Cross-border transfers or augmentations are prohibited. By providing that the President, the President of the Senate, the Speaker of the House of Representatives, the Chief Justice of the Supreme Court, and the Heads of the Constitutional Commissions may be authorized to augment any item in the GAA “for their respective offices,” Section 25(5) has delineated borders between their offices, such that funds appropriated for one office are prohibited from crossing over to another office even in the guise of augmentation of a deficient item or items. Thus, we call such transfers of funds cross-border transfers or cross-border augmentations.
Regardless of the variant characterizations of the cross-border transfers of funds, the plain text of Section 25(5) disallowing cross-border transfers was disobeyed. Cross-border transfers, whether as augmentation, or as aid, are prohibited under Section 25(5).

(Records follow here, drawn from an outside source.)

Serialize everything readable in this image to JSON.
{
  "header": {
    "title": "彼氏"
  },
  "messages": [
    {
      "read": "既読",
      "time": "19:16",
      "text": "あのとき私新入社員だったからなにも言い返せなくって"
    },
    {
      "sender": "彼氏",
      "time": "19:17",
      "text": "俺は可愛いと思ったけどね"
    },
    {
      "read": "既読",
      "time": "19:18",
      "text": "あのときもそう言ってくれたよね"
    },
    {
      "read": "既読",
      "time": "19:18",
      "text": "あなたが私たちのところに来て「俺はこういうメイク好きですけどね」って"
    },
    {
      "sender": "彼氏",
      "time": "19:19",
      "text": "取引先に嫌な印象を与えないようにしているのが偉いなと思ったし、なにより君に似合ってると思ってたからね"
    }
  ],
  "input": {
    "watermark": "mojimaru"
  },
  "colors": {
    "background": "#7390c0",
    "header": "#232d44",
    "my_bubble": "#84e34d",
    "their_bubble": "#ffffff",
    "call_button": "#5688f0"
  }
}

No violation of equal protection. Petitioners claim that the Executive discriminated against some legislators on the ground alone of their receiving less than the others could not of itself warrant a finding of contravention of the Equal Protection Clause. The denial of equal protection of any law should be an issue to be raised only by parties who supposedly suffer it, and, in these cases, such parties would be the few legislators claimed to have been discriminated against in the releases of funds under the DAP. The reason for the requirement is that only such affected legislators could properly and fully bring to the fore when and how the denial of equal protection occurred, and explain why there was a denial in their situation. The requirement was not met here.

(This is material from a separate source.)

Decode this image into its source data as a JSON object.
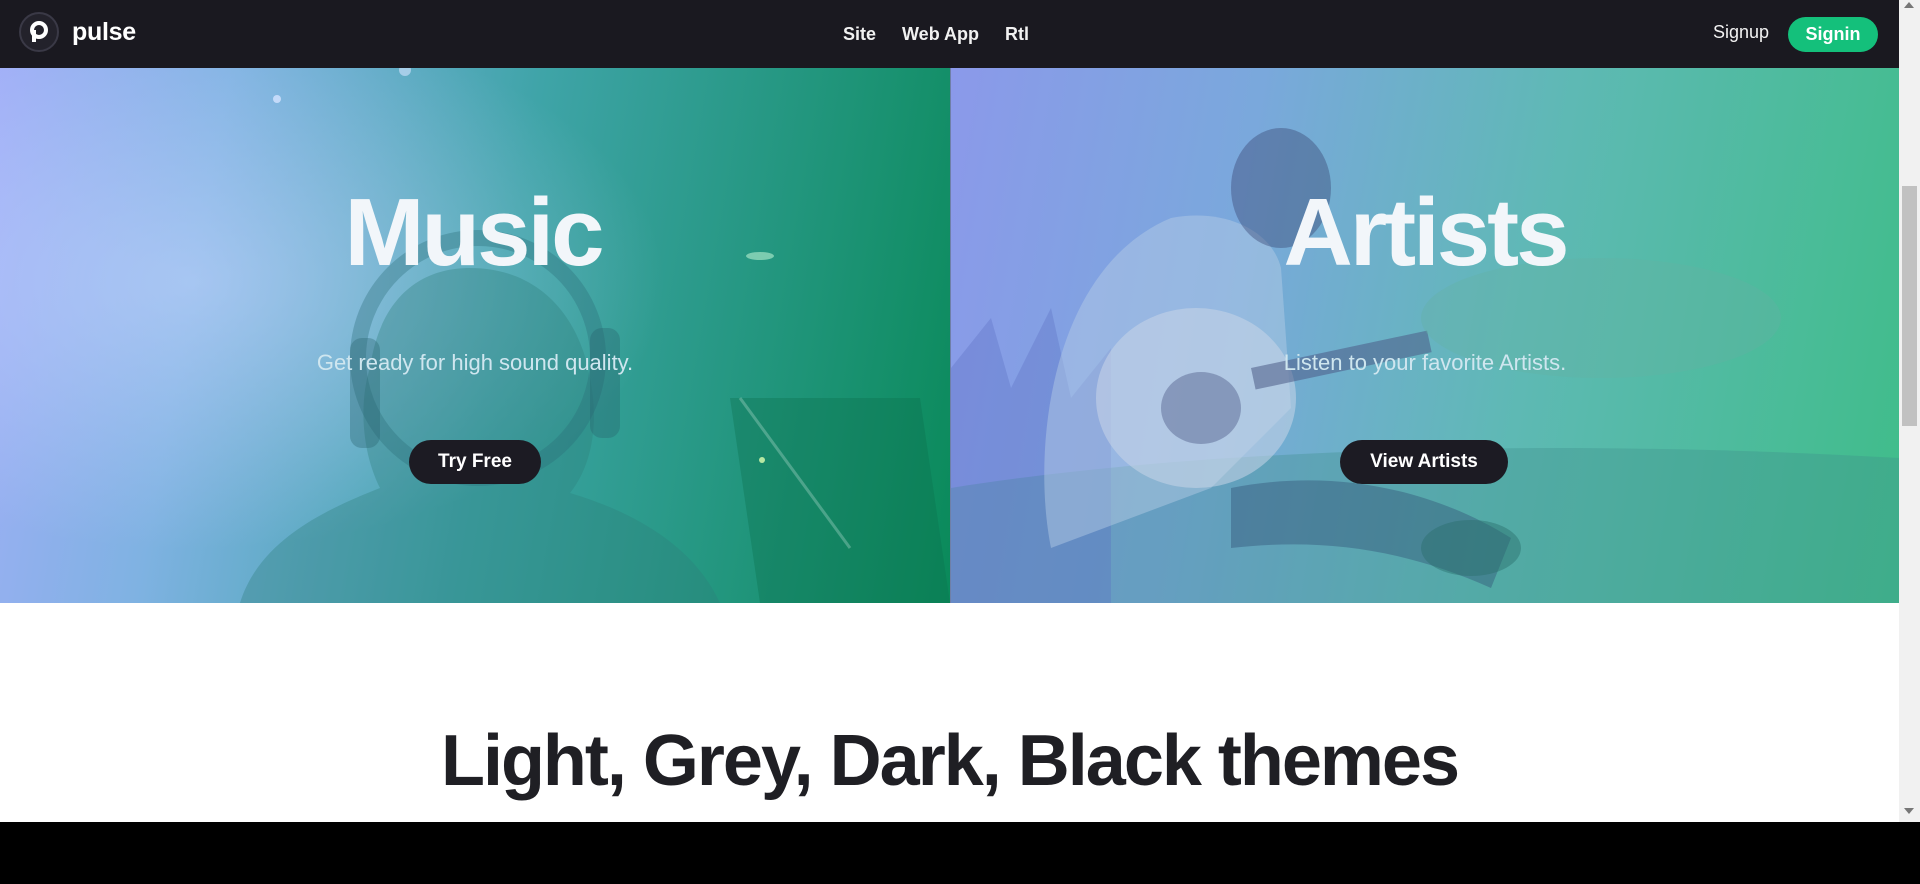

Operative fact doctrine. The doctrine of operative fact recognizes the existence of the law or executive act prior to the determination of its unconstitutionality as an operative fact that produced consequences that cannot always be erased, ignored or disregarded. In short, it nullifies the void law or executive act but sustains its effects. It provides an exception to the general rule that a void or unconstitutional law produces no effect. But its use must be subjected to great scrutiny and circumspection, and it cannot be invoked to validate an unconstitutional law or executive act, but is resorted to only as a matter of equity and fair play. It applies only to cases where extraordinary circumstances exist, and only when the extraordinary circumstances have met the stringent conditions that will permit its application.

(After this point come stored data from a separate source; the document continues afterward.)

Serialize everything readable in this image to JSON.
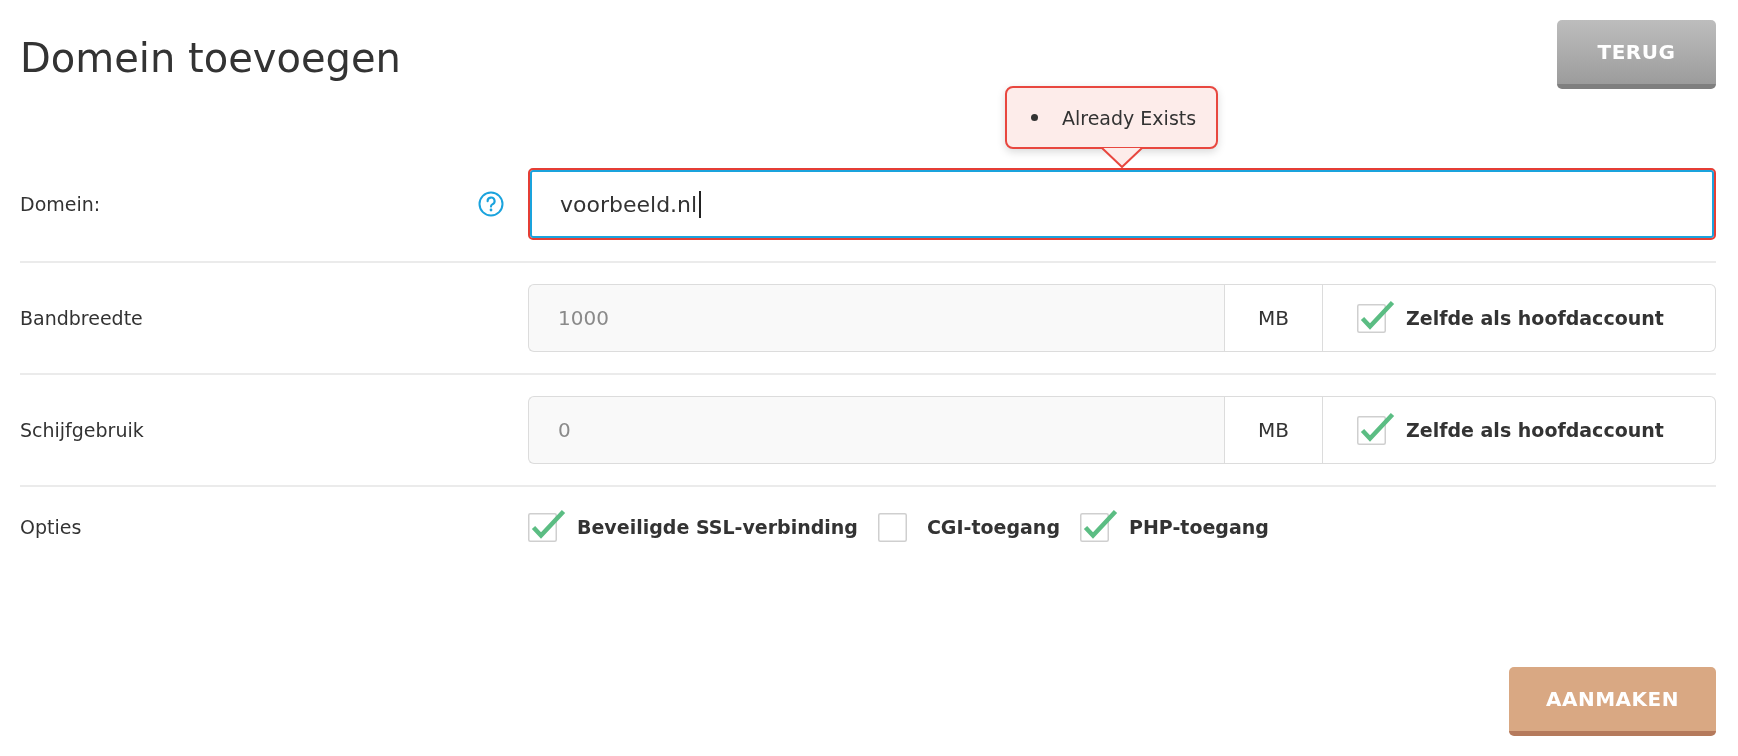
{
  "header": {
    "title": "Domein toevoegen",
    "back_button": "TERUG"
  },
  "rows": [
    {
      "kind": "text",
      "label": "Domein:",
      "help": true,
      "value": "voorbeeld.nl",
      "focused": true,
      "error": {
        "messages": [
          "Already Exists"
        ]
      }
    },
    {
      "kind": "quota",
      "label": "Bandbreedte",
      "value": "1000",
      "disabled": true,
      "unit": "MB",
      "same_as_main": {
        "label": "Zelfde als hoofdaccount",
        "checked": true
      }
    },
    {
      "kind": "quota",
      "label": "Schijfgebruik",
      "value": "0",
      "disabled": true,
      "unit": "MB",
      "same_as_main": {
        "label": "Zelfde als hoofdaccount",
        "checked": true
      }
    },
    {
      "kind": "options",
      "label": "Opties",
      "items": [
        {
          "label": "Beveiligde SSL-verbinding",
          "checked": true
        },
        {
          "label": "CGI-toegang",
          "checked": false
        },
        {
          "label": "PHP-toegang",
          "checked": true
        }
      ]
    }
  ],
  "submit_button": "AANMAKEN"
}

The operative fact doctrine applies to the implementation of the DAP. To declare the implementation of the DAP unconstitutional without recognizing that its prior implementation constituted an operative fact that produced consequences in the real as well as juristic worlds of the Government and the Nation is to be impractical and unfair. Unless the doctrine is held to apply, the Executive as the disburser and the offices under it and elsewhere as the recipients could be required to undo everything that they had implemented in good faith under the DAP. That scenario would be enormously burdensome for the Government. Equity alleviates such burden.